In October 2008, the Centers for Medicare and Medicaid Services (CMS) discontinued additional payments for certain hospital-acquired conditions that were deemed preventable. The effect of this policy on rates of health care–associated infections is unknown.
Using a quasi-experimental design with interrupted time series with comparison series, we examined changes in trends of two health care–associated infections that were targeted by the CMS policy (central catheter–associated bloodstream infections and catheter-associated urinary tract infections) as compared with an outcome that was not targeted by the policy (ventilator-associated pneumonia). Hospitals participating in the National Healthcare Safety Network and reporting data on at least one health care–associated infection before the onset of the policy were eligible to participate. Data from January 2006 through March 2011 were included. We used regression models to measure the effect of the policy on changes in infection rates, adjusting for baseline trends.

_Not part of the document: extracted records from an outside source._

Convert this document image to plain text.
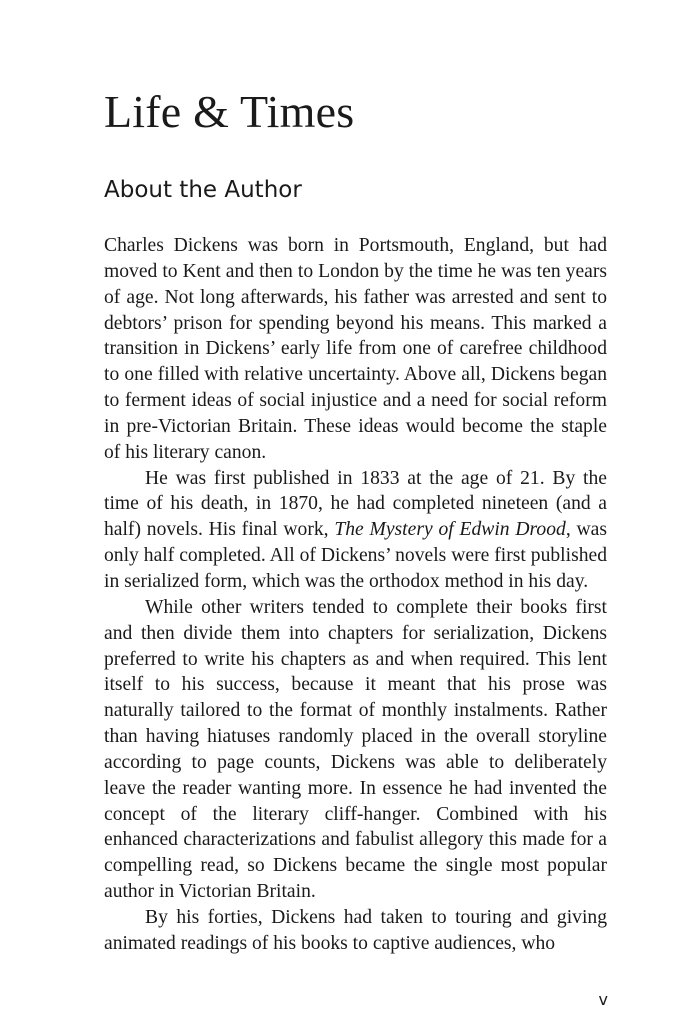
Life & Times
About the Author

Charles Dickens was born in Portsmouth, England, but had moved to Kent and then to London by the time he was ten years of age. Not long afterwards, his father was arrested and sent to debtors’ prison for spending beyond his means. This marked a transition in Dickens’ early life from one of carefree childhood to one filled with relative uncertainty. Above all, Dickens began to ferment ideas of social injustice and a need for social reform in pre-Victorian Britain. These ideas would become the staple of his literary canon.

He was first published in 1833 at the age of 21. By the time of his death, in 1870, he had completed nineteen (and a half) novels. His final work, The Mystery of Edwin Drood, was only half completed. All of Dickens’ novels were first published in serialized form, which was the orthodox method in his day.

While other writers tended to complete their books first and then divide them into chapters for serialization, Dickens preferred to write his chapters as and when required. This lent itself to his success, because it meant that his prose was naturally tailored to the format of monthly instalments. Rather than having hiatuses randomly placed in the overall storyline according to page counts, Dickens was able to deliberately leave the reader wanting more. In essence he had invented the concept of the literary cliff-hanger. Combined with his enhanced characterizations and fabulist allegory this made for a compelling read, so Dickens became the single most popular author in Victorian Britain.

By his forties, Dickens had taken to touring and giving animated readings of his books to captive audiences, who

v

The government is tired of paying for stuff that’s preventable and, perhaps, the fault of the hospitals caring for patients. So they set up a new policy that said they would no longer pay for extra care that resulted from a preventable hospital-acquired condition. Researchers set out to see how the incidence of those types of conditions were affected by this policy, compared to conditions not related to the policy. And what did they find?
A total of 398 hospitals or health systems contributed 14,817 to 28,339 hospital unit–months, depending on the type of infection. We observed decreasing secular trends for both targeted and nontargeted infections long before the policy was implemented. There were no significant changes in quarterly rates of central catheter–associated bloodstream infections (incidence-rate ratio in the postimplementation vs. preimplementation period, 1.00; P=0.97), catheter-associated urinary tract infections (incidence-rate ratio, 1.03; P=0.08), or ventilator-associated pneumonia (incidence-rate ratio, 0.99; P=0.52) after the policy implementation. Our findings did not differ for hospitals in states without mandatory reporting, nor did it differ according to the quartile of percentage of Medicare admissions or hospital size, type of ownership, or teaching status.
We found no evidence that the 2008 CMS policy to reduce payments for central catheter–associated bloodstream infections and catheter-associated urinary tract infections had any measurable effect on infection rates in U.S. hospitals. (Funded by the Agency for Healthcare Research and Quality.)
Look, the good news is that even before the policy went into place, these hospitals were working to reduce the rates of infections. They were succeeding! Starting in the fourth quarter of 2008, though, when the policy went into effect, no more significant changes were seen in the quarterly rates of these infections. Here’s the money shot:
It’s not that I don’t think hospitals can’t improve, or that I don’t think this stuff isn’t important. I just think that the ways we often go about trying to pay for performance are ineffective.
By the way, this research was funded by the Agency for Healthcare Research and Quality. I’m just saying.